Radio / Television News

Porn doc needs advisories, even at midnight


OTTAWA – While saying the film Sex: The Annabel Chong Story didn’t violate any of the broadcasters codes of ethics, viewer advisories coming back from commercial are needed – even with a midnight air time, says the Canadian Broadcast Standards Council.

The national specialty services panel told The Documentary Channel (which aired the movie on May 10, 2005 at midnight) that it should have broadcast viewer advisories because of the sexually explicit content and coarse language.

The subject of Sex: The Annabel Chong Story was Grace Quek, a pornographic movie actress who performed under the screen name Annabel Chong. The film included interviews with Quek herself, as well as with friends, family, teachers and employers.

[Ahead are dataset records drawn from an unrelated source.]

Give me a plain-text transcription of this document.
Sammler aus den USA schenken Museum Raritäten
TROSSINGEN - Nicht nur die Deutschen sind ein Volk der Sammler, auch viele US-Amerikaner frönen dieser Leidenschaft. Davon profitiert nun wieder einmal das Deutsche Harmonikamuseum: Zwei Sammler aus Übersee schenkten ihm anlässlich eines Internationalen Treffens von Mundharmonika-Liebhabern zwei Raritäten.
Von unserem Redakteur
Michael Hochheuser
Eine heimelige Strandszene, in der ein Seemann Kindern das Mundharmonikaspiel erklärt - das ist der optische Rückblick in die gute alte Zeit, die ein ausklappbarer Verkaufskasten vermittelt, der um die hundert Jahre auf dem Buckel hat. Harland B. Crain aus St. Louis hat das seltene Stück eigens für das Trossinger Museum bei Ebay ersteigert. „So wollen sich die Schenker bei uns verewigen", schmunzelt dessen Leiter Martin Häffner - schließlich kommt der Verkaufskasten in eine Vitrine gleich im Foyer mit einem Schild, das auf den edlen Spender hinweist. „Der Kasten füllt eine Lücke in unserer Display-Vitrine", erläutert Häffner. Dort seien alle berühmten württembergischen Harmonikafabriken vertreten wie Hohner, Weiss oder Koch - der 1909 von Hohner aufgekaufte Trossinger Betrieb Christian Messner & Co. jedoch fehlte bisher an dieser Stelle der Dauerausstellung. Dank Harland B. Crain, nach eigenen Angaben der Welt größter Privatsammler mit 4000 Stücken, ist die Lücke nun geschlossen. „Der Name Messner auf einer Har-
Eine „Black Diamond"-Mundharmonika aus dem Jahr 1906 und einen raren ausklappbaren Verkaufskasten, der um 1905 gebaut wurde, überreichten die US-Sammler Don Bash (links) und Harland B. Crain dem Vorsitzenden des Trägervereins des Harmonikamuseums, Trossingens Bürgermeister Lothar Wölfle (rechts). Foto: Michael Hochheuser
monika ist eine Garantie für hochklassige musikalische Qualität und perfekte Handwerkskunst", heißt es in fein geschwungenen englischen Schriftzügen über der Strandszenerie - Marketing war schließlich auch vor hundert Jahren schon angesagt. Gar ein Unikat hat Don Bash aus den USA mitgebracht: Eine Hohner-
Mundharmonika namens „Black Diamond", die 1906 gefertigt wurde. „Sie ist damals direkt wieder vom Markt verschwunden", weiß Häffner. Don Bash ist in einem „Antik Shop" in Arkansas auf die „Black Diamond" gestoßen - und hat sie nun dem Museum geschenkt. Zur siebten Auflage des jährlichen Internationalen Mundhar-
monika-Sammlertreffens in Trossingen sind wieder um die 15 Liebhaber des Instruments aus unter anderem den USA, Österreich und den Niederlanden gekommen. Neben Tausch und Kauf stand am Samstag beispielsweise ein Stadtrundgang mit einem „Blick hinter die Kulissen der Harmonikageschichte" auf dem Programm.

It also featured clips from some of Chong’s porn movies and sexually explicit dialogue. “A viewer complained that this sexually explicit program was not a documentary at all because of its subject matter, was inappropriate broadcast fare for a serious documentary channel, and was degrading to women in general and Asian women in particular,” says the CBSC release.

“The Panel observed, first, that nothing in the subject matter of the film was incompatible with its status as a documentary; there was no reason why a documentary ‘cannot also be, by way of example, a comedic, musical, or even particularly sexually explicit documentary.’ As the Panel decided, ‘the subject of the film does not change the nature of the program for’” and The Documentary Channel was fully entitled to broadcast a documentary with a sexual theme,” it said.

It also concluded that, although the documentary was about the porn industry, it was not exploitative of women and the Panel did not find any “negative statement being made about [her] on the basis of her race.”